Farhad Khosrokhavar : Nous ne disposons pas d'éléments chiffrés, cependant l'observation anthropologique montre que les jeunes filles ont tendance à mieux s'en sortir que les garçons parce que le cadre de vie dans lequel elles évoluent est beaucoup plus restrictif. C'est tout le paradoxe : les garçons, une fois arrivés à l'adolescence, peuvent sortir dans la rue, qui devient leur espace de vie. Les jeunes filles, du fait de la logique de la pudeur et de l'honneur, se contentent de traverser la rue. Ne pas passer la nuit dans la rue, ne pas commettre d'incartades leur donne la possibilité d'avoir un mode de vie beaucoup plus structuré, qui les rend bien plus capables de mener une vie dite normale, avec des études puis un travail.

Parallèlement, il existe une certaine sympathie de la part de la société française à l'égard des jeunes beurettes par rapport aux jeunes beurs, ces derniers étant perçus comme agressifs, indisciplinés et donc moins susceptibles de s'intégrer dans un cadre normal. Les jeunes filles jouent mieux le jeu, acceptant la discipline de l'entreprise, les contraintes de temps, et trouvent plus facilement du travail à compétences égales. Les contraintes qui sont imposées aux jeunes filles dans les banlieues, leur profitent donc sur le long terme, là où les garçons tombent dans la drogue, la délinquance, la déviance, etc.

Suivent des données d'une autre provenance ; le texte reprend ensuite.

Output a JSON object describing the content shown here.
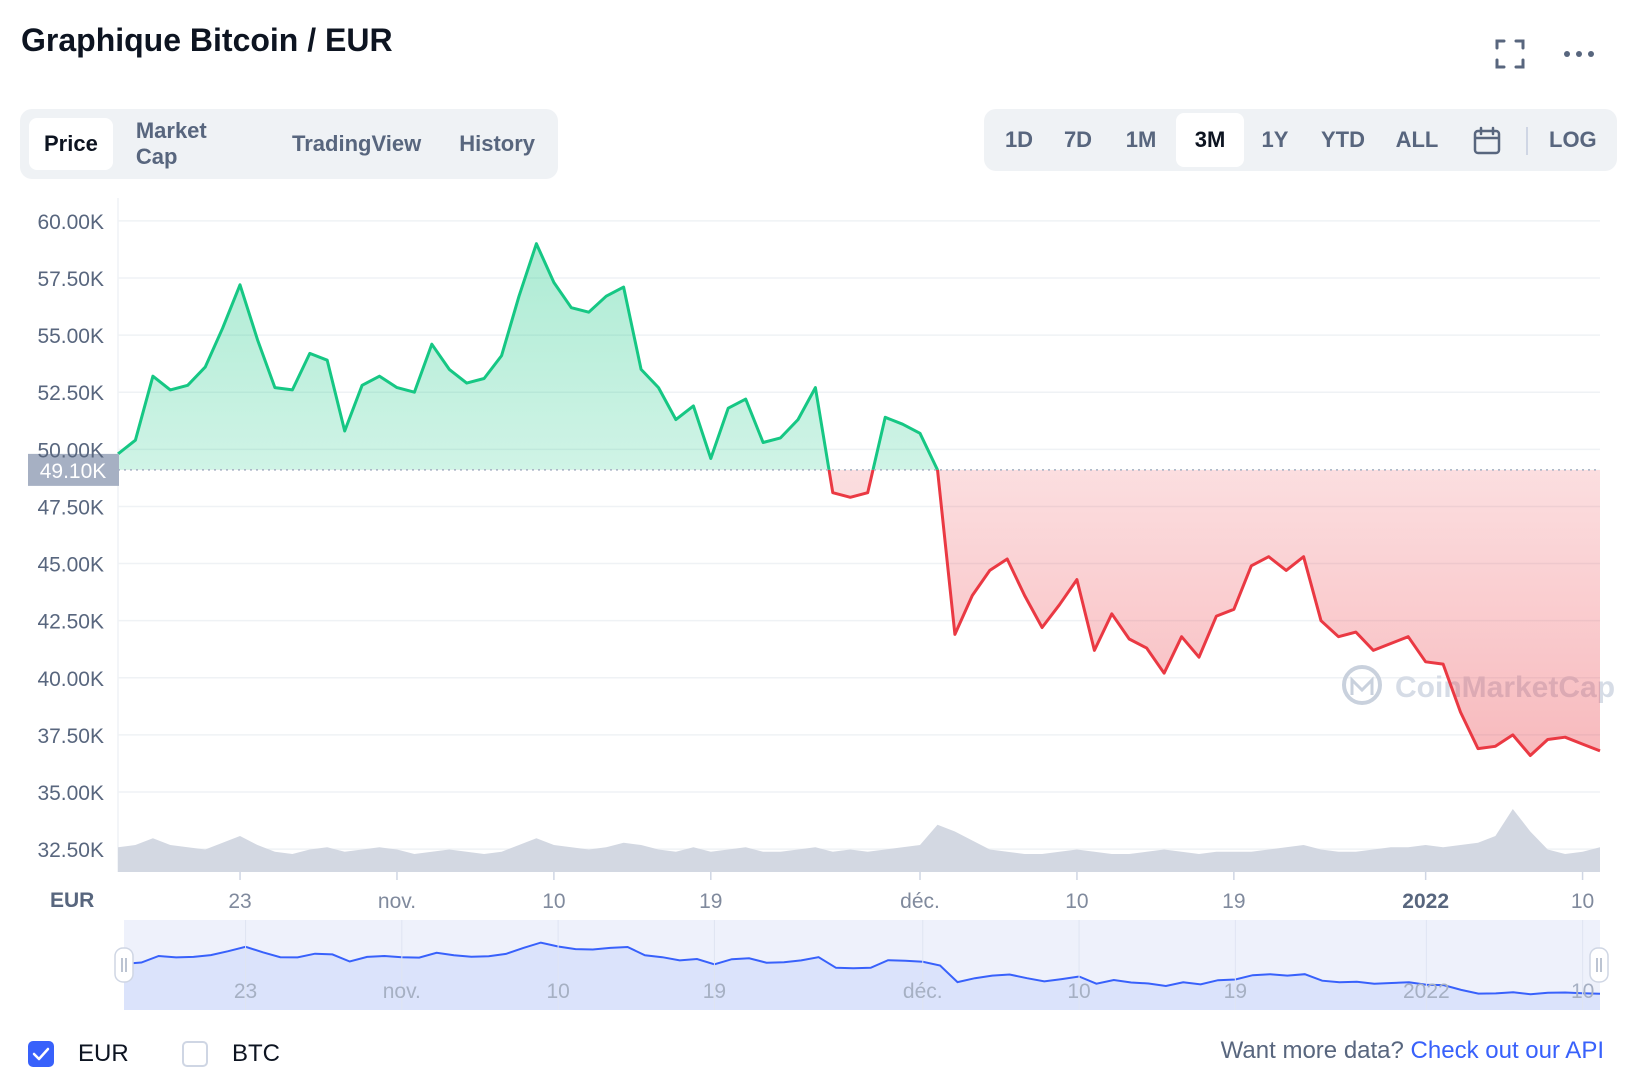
{
  "header": {
    "title": "Graphique Bitcoin / EUR",
    "fullscreen_icon": "fullscreen-icon",
    "more_icon": "more-dots-icon"
  },
  "tabs": [
    {
      "label": "Price",
      "active": true
    },
    {
      "label": "Market Cap",
      "active": false
    },
    {
      "label": "TradingView",
      "active": false
    },
    {
      "label": "History",
      "active": false
    }
  ],
  "ranges": [
    {
      "label": "1D",
      "active": false
    },
    {
      "label": "7D",
      "active": false
    },
    {
      "label": "1M",
      "active": false
    },
    {
      "label": "3M",
      "active": true
    },
    {
      "label": "1Y",
      "active": false
    },
    {
      "label": "YTD",
      "active": false
    },
    {
      "label": "ALL",
      "active": false
    }
  ],
  "calendar_icon": "calendar-icon",
  "log_label": "LOG",
  "watermark": "CoinMarketCap",
  "currency_label": "EUR",
  "legend": [
    {
      "label": "EUR",
      "checked": true
    },
    {
      "label": "BTC",
      "checked": false
    }
  ],
  "footer": {
    "text": "Want more data?",
    "link": "Check out our API"
  },
  "colors": {
    "up": "#16c784",
    "down": "#ea3943",
    "accent": "#3861fb",
    "volume": "#d3d8e2",
    "navigator": "#dbe3fb"
  },
  "chart_data": {
    "type": "line",
    "title": "Graphique Bitcoin / EUR",
    "ylabel": "EUR",
    "ylim": [
      31500,
      61000
    ],
    "y_ticks": [
      60000,
      57500,
      55000,
      52500,
      50000,
      47500,
      45000,
      42500,
      40000,
      37500,
      35000,
      32500
    ],
    "y_tick_labels": [
      "60.00K",
      "57.50K",
      "55.00K",
      "52.50K",
      "50.00K",
      "47.50K",
      "45.00K",
      "42.50K",
      "40.00K",
      "37.50K",
      "35.00K",
      "32.50K"
    ],
    "x_tick_labels": [
      "23",
      "nov.",
      "10",
      "19",
      "déc.",
      "10",
      "19",
      "2022",
      "10"
    ],
    "x_tick_positions_days": [
      7,
      16,
      25,
      34,
      46,
      55,
      64,
      75,
      84
    ],
    "days_total": 85,
    "reference_value": 49100,
    "reference_label": "49.10K",
    "grid": true,
    "series": [
      {
        "x": [
          0,
          1,
          2,
          3,
          4,
          5,
          6,
          7,
          8,
          9,
          10,
          11,
          12,
          13,
          14,
          15,
          16,
          17,
          18,
          19,
          20,
          21,
          22,
          23,
          24,
          25,
          26,
          27,
          28,
          29,
          30,
          31,
          32,
          33,
          34,
          35,
          36,
          37,
          38,
          39,
          40,
          41,
          42,
          43,
          44,
          45,
          46,
          47,
          48,
          49,
          50,
          51,
          52,
          53,
          54,
          55,
          56,
          57,
          58,
          59,
          60,
          61,
          62,
          63,
          64,
          65,
          66,
          67,
          68,
          69,
          70,
          71,
          72,
          73,
          74,
          75,
          76,
          77,
          78,
          79,
          80,
          81,
          82,
          83,
          84,
          85
        ],
        "y": [
          49800,
          50400,
          53200,
          52600,
          52800,
          53600,
          55300,
          57200,
          54800,
          52700,
          52600,
          54200,
          53900,
          50800,
          52800,
          53200,
          52700,
          52500,
          54600,
          53500,
          52900,
          53100,
          54100,
          56700,
          59000,
          57300,
          56200,
          56000,
          56700,
          57100,
          53500,
          52700,
          51300,
          51900,
          49600,
          51800,
          52200,
          50300,
          50500,
          51300,
          52700,
          48100,
          47900,
          48100,
          51400,
          51100,
          50700,
          49100,
          41900,
          43600,
          44700,
          45200,
          43600,
          42200,
          43200,
          44300,
          41200,
          42800,
          41700,
          41300,
          40200,
          41800,
          40900,
          42700,
          43000,
          44900,
          45300,
          44700,
          45300,
          42500,
          41800,
          42000,
          41200,
          41500,
          41800,
          40700,
          40600,
          38500,
          36900,
          37000,
          37500,
          36600,
          37300,
          37400,
          37100,
          36800
        ]
      }
    ],
    "volume_relative": [
      0.55,
      0.6,
      0.75,
      0.6,
      0.55,
      0.5,
      0.65,
      0.8,
      0.6,
      0.45,
      0.4,
      0.5,
      0.55,
      0.45,
      0.5,
      0.55,
      0.5,
      0.4,
      0.45,
      0.5,
      0.45,
      0.4,
      0.45,
      0.6,
      0.75,
      0.6,
      0.55,
      0.5,
      0.55,
      0.65,
      0.6,
      0.5,
      0.45,
      0.55,
      0.45,
      0.5,
      0.55,
      0.45,
      0.45,
      0.5,
      0.55,
      0.45,
      0.5,
      0.45,
      0.5,
      0.55,
      0.6,
      1.05,
      0.9,
      0.7,
      0.5,
      0.45,
      0.4,
      0.4,
      0.45,
      0.5,
      0.45,
      0.4,
      0.4,
      0.45,
      0.5,
      0.45,
      0.4,
      0.45,
      0.45,
      0.45,
      0.5,
      0.55,
      0.6,
      0.5,
      0.45,
      0.45,
      0.5,
      0.55,
      0.55,
      0.6,
      0.55,
      0.6,
      0.65,
      0.8,
      1.4,
      0.9,
      0.5,
      0.4,
      0.45,
      0.55
    ]
  }
}
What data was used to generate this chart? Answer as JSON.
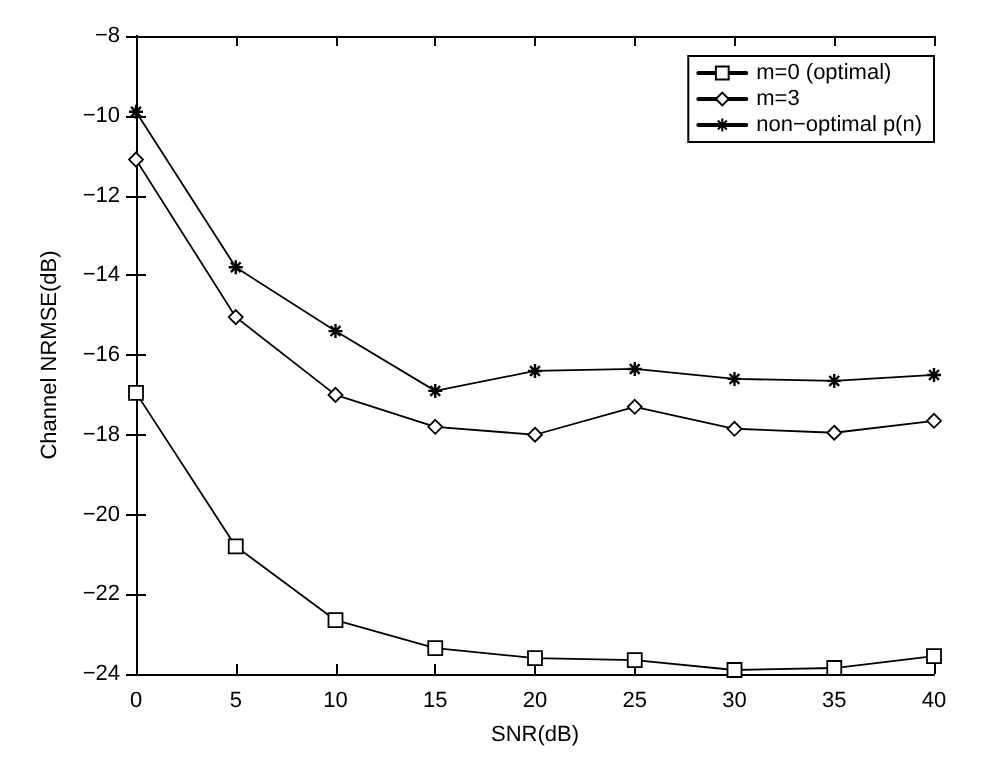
{
  "chart_data": {
    "type": "line",
    "xlabel": "SNR(dB)",
    "ylabel": "Channel NRMSE(dB)",
    "x": [
      0,
      5,
      10,
      15,
      20,
      25,
      30,
      35,
      40
    ],
    "series": [
      {
        "name": "m=0 (optimal)",
        "color": "#000000",
        "marker": "square",
        "values": [
          -16.95,
          -20.8,
          -22.65,
          -23.35,
          -23.6,
          -23.65,
          -23.9,
          -23.85,
          -23.55
        ]
      },
      {
        "name": "m=3",
        "color": "#000000",
        "marker": "diamond",
        "values": [
          -11.1,
          -15.05,
          -17.0,
          -17.8,
          -18.0,
          -17.3,
          -17.85,
          -17.95,
          -17.65
        ]
      },
      {
        "name": "non−optimal p(n)",
        "color": "#000000",
        "marker": "cross",
        "values": [
          -9.9,
          -13.8,
          -15.4,
          -16.9,
          -16.4,
          -16.35,
          -16.6,
          -16.65,
          -16.5
        ]
      }
    ],
    "xlim": [
      0,
      40
    ],
    "xticks": [
      0,
      5,
      10,
      15,
      20,
      25,
      30,
      35,
      40
    ],
    "ylim": [
      -24,
      -8
    ],
    "yticks": [
      -24,
      -22,
      -20,
      -18,
      -16,
      -14,
      -12,
      -10,
      -8
    ],
    "legend": "top right",
    "grid": false,
    "line_style": "solid"
  }
}
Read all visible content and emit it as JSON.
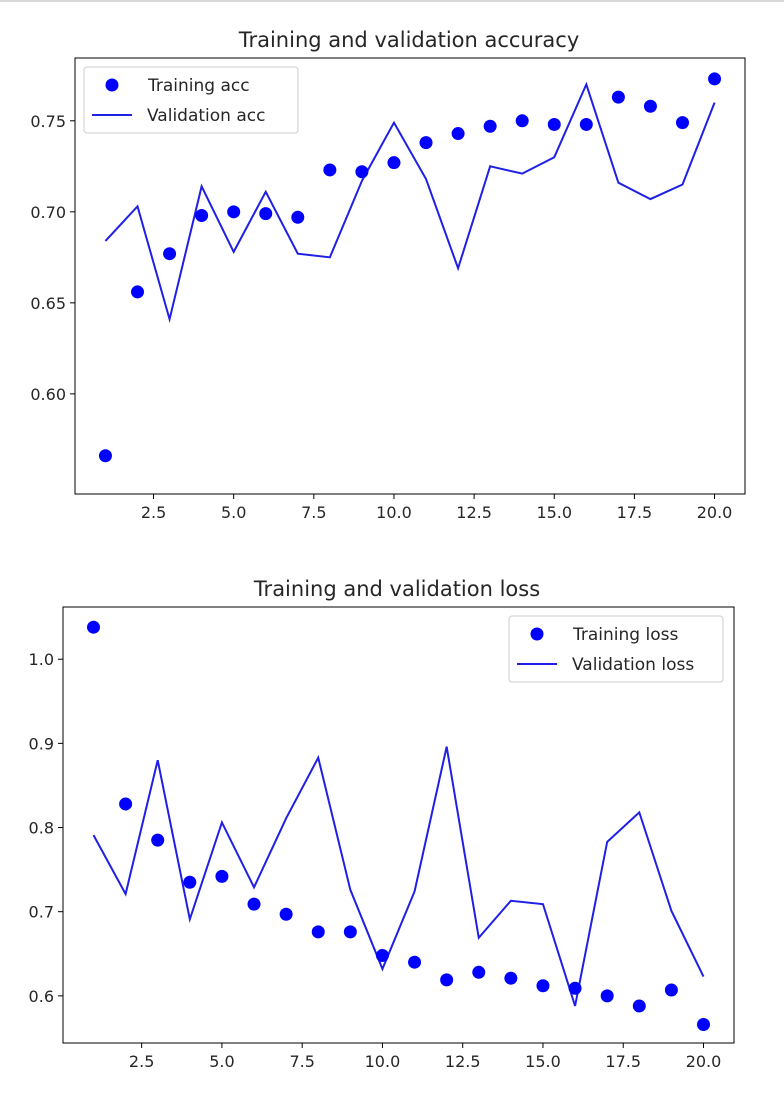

Même si le fait d'être maintenues à l'écart des rues profite aux jeunes filles des banlieues sur le long terme, cela ne ressemble pas à la situation rêvée... Peut-on parler de dilemme ?

C'est le paradoxe des restrictions dont elles font l'objet, grâce auxquelles elles s'adaptent mieux au milieu scolaire et aux contraintes de la vie réelle. Beaucoup de jeunes garçons des banlieues n'arrivent pas à s'imposer la contrainte de se lever à des horaires réguliers et de travailler sur des durées déterminées, parce qu'on les a laissé trop libres.

On parle souvent des phénomènes de délinquance ou de radicalisation religieuse des jeunes hommes de banlieue. Est-ce que ces problématiques, de nature violente, touchent aussi les jeunes filles ?

Oui, mais de manière beaucoup plus exceptionnelle par rapport aux garçons, qui constituent l'écrasante majorité. Ce sont eux qui, pour les raisons que j'ai exposées, sont beaucoup plus exposés à la violence et à la radicalisation.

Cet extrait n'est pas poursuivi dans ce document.